In Italia non disponiamo di una diffusa divulgazione scientifica. Naturalmente non mancano nomi eccellenti nel campo (da un capostipite qual fu Giovanni Maria Pace al giornalismo di Sylvie Coyaud alla saggistica di Piergiorgio Odifreddi, alle trasmissioni di Piero Angela), ma rispetto ad altri paesi siamo piuttosto indietro. Di questa carenza, a chi attribuire le maggiori colpe? Alla scuola? Agli autori? Alle case editrici? Alle tv?
- Se per quello, non disponiamo neppure di una diffusa ricerca scientifica, a parte qualche nicchia felice. Le cause sono da imputare al nostro Dna di italiani. Intelligenti, fulminei, creativi, maestri nell’arte di arrangiarsi, abbiamo doti da vendere per diventare grandissimi scienziati apprezzati in tutto il mondo. Non siamo però maestri di organizzazione, né ci piace fare sistema (preferiamo di gran lunga familismo, nepotismo e campanilismo litigioso): per la scienza dei giorni nostri, che richiede grandi macchinari e strutture da condividere fra molti, la scarsa propensione a fare squadra è una condanna al nanismo.
Il livello della divulgazione e dell’insegnamento della scienza nella scuola è a mio avviso una conseguenza di questo stato di cose. Rispetto a qualche anno fa trovo tuttavia che, in entrambi i settori (ricerca e divulgazione), si vedono comunque miglioramenti e progressi notevoli. Il successo di iniziative come i festival della scienza è un segnale positivo, sebbene non si traduca ancora in un aumento di iscrizioni nelle facoltà scientifiche.
- Il web non è privo di molti siti d’informazione sulle Scienze. Ritieni che sulla Rete la divulgazione scientifica abbia trovato già un proprio linguaggio, oppure non ancora?
- Internet ha iniziato la sua diffusione proprio negli ambienti di ricerca, i quali hanno già alle spalle quasi vent’anni di comunicazione in ambiente virtuale. Dunque gli scienziati hanno trasferito nel Web consuetudini, linguaggi e costumi propri delle loro comunità di riferimento. Il Web della scienza altro non è che la rappresentazione amplificata di reti esistenti anche nella realtà. Un esempio è www.facultyof1000.com: un sito che mette in evidenza gli articoli più interessanti pubblicati – per ora solo in biologia e in medicina – in base al giudizio di più di mille scienziati leader nel proprio campo di ricerca. Di fatto, le idee più interessanti circolavano già con lo stesso meccanismo – l’opinione dei leader – anche prima che esistesse Internet, ma la diffusione era necessariamente più lenta e limitata a circoli più ristretti di persone.
- Non so se hai avuto tempo e voglia di leggere "Segni di vita: la biologia di Star Trek", di Susan e Robert Jenkins, ma prima di lasciare i miei ospiti di questa taverna spaziale, li costringo tutti, crudelmente, a fare una riflessione su Star Trek, non necessariamente elogiativa… che cosa rappresenta quel videomito nel tuo immaginario?
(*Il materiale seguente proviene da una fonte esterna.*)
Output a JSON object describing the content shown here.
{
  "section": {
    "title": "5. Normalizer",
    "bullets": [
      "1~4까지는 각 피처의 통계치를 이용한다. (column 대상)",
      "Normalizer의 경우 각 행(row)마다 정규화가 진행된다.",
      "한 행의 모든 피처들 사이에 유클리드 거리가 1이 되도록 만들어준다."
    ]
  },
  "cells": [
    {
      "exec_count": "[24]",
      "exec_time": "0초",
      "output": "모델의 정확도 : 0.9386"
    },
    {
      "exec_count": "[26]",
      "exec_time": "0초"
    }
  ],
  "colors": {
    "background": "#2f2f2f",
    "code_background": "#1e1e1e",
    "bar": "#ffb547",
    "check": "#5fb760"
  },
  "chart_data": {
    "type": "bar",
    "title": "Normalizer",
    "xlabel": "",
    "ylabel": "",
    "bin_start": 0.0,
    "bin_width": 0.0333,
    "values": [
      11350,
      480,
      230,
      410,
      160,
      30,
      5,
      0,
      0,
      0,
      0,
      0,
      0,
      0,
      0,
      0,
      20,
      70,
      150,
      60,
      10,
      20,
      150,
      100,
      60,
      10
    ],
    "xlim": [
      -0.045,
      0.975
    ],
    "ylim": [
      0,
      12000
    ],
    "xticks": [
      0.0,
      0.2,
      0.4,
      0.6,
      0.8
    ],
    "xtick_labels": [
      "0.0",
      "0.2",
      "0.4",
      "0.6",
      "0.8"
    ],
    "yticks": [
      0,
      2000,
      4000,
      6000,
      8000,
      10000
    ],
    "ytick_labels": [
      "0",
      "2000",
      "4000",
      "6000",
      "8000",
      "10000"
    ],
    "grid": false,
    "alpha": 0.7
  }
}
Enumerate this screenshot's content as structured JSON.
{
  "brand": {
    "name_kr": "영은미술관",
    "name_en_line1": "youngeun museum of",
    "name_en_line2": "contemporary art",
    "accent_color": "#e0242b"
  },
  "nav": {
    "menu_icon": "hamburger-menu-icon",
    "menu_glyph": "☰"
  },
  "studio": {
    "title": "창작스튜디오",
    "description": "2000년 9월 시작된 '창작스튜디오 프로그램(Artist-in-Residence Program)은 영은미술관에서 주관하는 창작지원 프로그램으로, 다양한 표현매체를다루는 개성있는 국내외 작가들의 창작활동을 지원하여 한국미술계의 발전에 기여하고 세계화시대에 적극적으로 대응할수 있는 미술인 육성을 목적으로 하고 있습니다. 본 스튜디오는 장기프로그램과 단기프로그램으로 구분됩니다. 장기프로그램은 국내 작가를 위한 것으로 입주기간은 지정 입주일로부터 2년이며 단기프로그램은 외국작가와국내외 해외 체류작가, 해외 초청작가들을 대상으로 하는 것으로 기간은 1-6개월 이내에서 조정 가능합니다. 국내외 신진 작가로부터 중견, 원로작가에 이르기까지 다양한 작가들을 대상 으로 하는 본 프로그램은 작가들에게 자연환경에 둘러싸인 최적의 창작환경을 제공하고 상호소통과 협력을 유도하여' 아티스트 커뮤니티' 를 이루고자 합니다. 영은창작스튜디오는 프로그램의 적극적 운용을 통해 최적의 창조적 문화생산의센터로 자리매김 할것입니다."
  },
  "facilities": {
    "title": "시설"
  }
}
Ammesso che qualcosa rappresenti, s’intende…
- Non ho mai visto né Star Trek, né Guerre stellari. Però da piccola seguivo con assiduità Spazio 1999... Lo so, lo so, il livello è penoso e se il capitano Picard mi vuole buttare fuoribordo senza bombole d’ossigeno, ha tutte le ragioni di questo mondo.
Il fatto è che il mio immaginario e la mia fantasia non si sono mai nutriti di avventure (neppure Kipling mi ha mai avvinto): quello che mi ha sempre “agganciato” e stimolato sono le vicende umane, terrene e non trascendenti.
- Siamo quasi arrivati a Vòzzya, pianeta mutante abitato da alieni che comunicano fra loro solo attraverso formule chimiche… se devi scendere, ti conviene prenotare la fermata. Stoppiamo qui l’intervista, o mia tenace, anche perché è finita la bottiglia di “Capatosta” consigliata dal Enrico Buselli patron dell’Enoteca Web & Wine di Volterra … Però torna a trovarmi, io qua sto… intesi eh?
- Grazie per l’ospitalità, Armando. Mi sono trovata bene quassù: tornerò presto.
- Vabbè, ti saluto com’è d’obbligo sull’Enterprise: lunga vita e prosperità!